3.3 years ago by
New Zealand
1) There are two common types of phasing: phasing by pedigree (by relating the alleles to the paternal or maternal origin via allele transmission), or local phasing (by determining which variants are locally in phase with each other, either by something like read backed phasing, or variant callers that directly call local haplotypes).
2) The de novo mutations can not be directly phased by pedigree, but they can be locally phased with respect to nearby variants (which may themselves be phased by pedigree).
3) You could use PhaseByTransmission, but you will obtain a better overall result if you jointly call the family using a pedigree-aware variant caller, such as rtg family
or (for larger pedigrees) rtg population
from RTG Core. This is because the pedigree-aware joint calling allows the evidence for each of the samples to influence the calls in other members of the pedigree (in rtg population
, you can even use this to impute genotypes for missing family members during calling, which gets better the more family members you have). These callers automatically phase the output variants according to the pedigree, and directly output VCF annotations indicating putative de novo variants (including a de novo specific score).
(RTG Core also includes the rtg mendelian
command which is useful for annotating VCFs for mendelian inheritance errors etc, and this command is also present in the smaller utility package RTG Tools). Disclaimer: I work for RTG :-).
I'm not sure if phasing is the best way to find de novo variants. Why don't you just look (from the vcf) for variants which are present in the child but not in the parents?

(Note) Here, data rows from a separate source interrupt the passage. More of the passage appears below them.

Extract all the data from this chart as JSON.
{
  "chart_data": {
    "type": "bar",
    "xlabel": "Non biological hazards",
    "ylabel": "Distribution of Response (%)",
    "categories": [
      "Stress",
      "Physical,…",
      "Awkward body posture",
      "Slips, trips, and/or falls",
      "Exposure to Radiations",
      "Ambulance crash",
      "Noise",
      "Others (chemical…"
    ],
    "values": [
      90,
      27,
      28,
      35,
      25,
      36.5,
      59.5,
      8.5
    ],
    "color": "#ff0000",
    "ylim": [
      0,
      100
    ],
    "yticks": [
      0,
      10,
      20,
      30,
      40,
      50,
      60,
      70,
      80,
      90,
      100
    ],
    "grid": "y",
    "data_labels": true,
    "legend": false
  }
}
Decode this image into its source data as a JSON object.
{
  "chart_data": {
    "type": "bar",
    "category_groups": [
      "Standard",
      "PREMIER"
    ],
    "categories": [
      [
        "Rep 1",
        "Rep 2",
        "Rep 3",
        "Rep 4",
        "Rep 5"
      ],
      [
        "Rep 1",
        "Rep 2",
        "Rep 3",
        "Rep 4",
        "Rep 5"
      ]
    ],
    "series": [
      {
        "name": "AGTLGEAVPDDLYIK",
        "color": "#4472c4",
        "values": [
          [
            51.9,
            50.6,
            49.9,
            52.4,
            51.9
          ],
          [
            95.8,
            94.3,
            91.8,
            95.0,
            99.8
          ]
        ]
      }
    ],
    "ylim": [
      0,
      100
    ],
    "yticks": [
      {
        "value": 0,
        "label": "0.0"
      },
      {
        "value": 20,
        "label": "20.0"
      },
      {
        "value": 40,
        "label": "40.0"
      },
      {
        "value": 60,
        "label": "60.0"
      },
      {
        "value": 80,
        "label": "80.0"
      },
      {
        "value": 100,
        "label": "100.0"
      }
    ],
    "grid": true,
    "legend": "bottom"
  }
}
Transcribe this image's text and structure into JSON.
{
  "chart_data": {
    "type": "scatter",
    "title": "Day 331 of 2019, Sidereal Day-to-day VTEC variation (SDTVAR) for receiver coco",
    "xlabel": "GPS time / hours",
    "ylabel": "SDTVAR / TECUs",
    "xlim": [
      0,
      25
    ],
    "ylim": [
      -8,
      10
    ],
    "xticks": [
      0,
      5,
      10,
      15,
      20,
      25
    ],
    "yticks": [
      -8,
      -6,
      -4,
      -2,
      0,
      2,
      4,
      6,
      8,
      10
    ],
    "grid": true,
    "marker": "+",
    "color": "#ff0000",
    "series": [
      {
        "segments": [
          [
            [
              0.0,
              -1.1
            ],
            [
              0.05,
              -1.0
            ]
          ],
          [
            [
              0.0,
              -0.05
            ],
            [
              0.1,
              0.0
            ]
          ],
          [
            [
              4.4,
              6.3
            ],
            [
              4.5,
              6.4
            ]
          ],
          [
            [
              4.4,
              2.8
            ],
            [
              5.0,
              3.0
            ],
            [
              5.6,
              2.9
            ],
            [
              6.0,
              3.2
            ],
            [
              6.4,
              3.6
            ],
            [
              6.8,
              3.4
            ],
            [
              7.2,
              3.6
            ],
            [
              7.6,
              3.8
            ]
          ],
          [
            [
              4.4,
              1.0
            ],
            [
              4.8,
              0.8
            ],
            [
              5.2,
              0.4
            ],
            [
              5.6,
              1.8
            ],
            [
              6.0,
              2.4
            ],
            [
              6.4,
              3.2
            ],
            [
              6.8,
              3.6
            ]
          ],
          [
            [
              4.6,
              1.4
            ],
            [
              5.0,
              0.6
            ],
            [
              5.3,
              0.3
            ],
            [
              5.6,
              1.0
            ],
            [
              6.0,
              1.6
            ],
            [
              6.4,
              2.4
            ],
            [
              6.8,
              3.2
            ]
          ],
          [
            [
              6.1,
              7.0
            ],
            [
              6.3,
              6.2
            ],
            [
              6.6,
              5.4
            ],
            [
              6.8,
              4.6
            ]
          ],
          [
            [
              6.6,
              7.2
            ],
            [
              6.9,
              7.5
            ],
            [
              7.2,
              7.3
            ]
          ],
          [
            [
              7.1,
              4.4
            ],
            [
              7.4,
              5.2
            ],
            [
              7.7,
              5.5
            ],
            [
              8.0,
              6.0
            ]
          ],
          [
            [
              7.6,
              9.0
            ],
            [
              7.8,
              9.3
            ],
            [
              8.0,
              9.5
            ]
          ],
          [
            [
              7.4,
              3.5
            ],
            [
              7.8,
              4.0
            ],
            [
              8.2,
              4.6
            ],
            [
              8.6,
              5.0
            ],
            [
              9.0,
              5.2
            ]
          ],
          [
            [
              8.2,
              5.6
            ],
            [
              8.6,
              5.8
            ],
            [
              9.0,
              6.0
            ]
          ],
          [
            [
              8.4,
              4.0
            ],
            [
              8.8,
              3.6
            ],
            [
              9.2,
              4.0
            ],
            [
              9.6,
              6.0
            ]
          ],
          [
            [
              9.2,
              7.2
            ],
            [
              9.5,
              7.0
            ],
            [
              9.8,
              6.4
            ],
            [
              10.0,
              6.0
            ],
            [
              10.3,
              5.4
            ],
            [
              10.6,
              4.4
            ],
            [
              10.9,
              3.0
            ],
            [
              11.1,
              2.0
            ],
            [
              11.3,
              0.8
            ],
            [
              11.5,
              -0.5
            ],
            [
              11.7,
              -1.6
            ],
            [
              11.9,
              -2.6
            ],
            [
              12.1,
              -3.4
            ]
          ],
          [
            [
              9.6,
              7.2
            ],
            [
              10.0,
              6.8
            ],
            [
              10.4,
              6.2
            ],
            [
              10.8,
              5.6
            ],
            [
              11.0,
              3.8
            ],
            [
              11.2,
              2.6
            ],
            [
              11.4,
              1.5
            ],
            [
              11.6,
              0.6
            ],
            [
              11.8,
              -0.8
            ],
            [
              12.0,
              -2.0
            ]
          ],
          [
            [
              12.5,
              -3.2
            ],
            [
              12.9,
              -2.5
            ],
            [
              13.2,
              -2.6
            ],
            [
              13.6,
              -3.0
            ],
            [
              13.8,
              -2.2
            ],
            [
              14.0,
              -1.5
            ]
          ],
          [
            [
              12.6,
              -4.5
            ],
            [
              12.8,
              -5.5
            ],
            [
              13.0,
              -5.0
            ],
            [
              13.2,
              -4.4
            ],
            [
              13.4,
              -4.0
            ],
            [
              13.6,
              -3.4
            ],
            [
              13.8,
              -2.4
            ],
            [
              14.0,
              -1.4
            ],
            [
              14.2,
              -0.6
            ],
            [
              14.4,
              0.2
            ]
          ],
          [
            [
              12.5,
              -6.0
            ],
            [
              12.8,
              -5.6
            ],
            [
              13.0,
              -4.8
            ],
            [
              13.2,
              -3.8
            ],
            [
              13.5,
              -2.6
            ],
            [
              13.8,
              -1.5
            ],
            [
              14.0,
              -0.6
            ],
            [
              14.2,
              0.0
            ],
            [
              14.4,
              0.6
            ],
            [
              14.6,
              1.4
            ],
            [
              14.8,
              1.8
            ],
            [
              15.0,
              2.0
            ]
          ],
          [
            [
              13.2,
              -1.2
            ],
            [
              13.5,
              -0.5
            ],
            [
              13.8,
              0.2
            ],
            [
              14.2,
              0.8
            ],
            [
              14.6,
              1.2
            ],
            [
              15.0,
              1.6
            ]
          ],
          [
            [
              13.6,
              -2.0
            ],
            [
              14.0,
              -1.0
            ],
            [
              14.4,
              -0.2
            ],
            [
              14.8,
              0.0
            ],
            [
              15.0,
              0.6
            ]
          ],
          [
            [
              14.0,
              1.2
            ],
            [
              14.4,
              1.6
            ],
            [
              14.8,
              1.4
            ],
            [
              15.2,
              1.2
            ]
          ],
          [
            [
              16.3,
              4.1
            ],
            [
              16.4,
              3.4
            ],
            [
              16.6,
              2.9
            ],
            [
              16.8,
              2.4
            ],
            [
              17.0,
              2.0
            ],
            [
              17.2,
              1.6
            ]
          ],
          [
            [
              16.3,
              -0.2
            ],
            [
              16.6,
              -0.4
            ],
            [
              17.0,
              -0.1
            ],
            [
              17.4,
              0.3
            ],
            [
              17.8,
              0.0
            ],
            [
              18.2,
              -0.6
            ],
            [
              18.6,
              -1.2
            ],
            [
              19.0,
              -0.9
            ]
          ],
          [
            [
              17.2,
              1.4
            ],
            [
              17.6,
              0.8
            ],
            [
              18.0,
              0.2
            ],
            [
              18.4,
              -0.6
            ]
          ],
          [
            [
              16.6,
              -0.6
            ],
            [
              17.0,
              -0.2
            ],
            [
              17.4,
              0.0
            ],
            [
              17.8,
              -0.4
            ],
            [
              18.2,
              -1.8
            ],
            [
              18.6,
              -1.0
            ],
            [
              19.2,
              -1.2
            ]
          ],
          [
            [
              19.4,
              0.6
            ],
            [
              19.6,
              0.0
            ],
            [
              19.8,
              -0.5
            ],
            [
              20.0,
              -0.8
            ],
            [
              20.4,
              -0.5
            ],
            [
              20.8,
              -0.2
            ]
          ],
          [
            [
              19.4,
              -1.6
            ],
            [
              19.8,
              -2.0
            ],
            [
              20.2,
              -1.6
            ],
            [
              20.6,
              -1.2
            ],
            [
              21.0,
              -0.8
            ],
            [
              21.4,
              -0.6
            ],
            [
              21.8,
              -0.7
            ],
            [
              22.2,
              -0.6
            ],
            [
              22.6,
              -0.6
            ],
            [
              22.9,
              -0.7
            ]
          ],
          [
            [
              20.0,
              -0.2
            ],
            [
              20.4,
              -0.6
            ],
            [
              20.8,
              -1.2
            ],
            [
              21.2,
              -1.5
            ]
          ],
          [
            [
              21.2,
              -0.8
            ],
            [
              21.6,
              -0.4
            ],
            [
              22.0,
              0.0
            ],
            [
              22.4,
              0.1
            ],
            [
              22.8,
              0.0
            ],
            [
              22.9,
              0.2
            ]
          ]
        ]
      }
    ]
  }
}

because this will produce a large number of denovos
And that's not what you want? A variant which is found in a child but not in a parent is by definition a de novo variant, no?
Yes, I think that OP is perhaps thinking that phasing is what allows you to find de novos (by looking for variants which are not phased). But this is certainly not reliable, e.g:
phasing by transmission may fail to phase germline variants if it cannot be determined which parent transmitted which allele (e.g. a site where all members of a trio are heterozygous)
read backed phasing may fail to phase germline variants if there are no nearby heterozygotes to phase with respect to.
de novo variants may be phased physically with respect to nearby pedigree phased variants, and this would let you identify which haplotype is affected (e.g. to identify compound heterozygosity)
So, phasing is useful for it's own reasons, but finding de novos is not one of them.
Thanks a lot. now it is all starting to make sense, as you said, I thought phasing is a way to find denovos. This drives me to ask, what benefit then would someone get from phasing denovos (or variants in general) ? is it just to know which haplotype (where the denovo is located) is affected ? and thus we would know if it is the father or the mother who is the reason (in a way) behind causing this denovo ? or are there other benefits.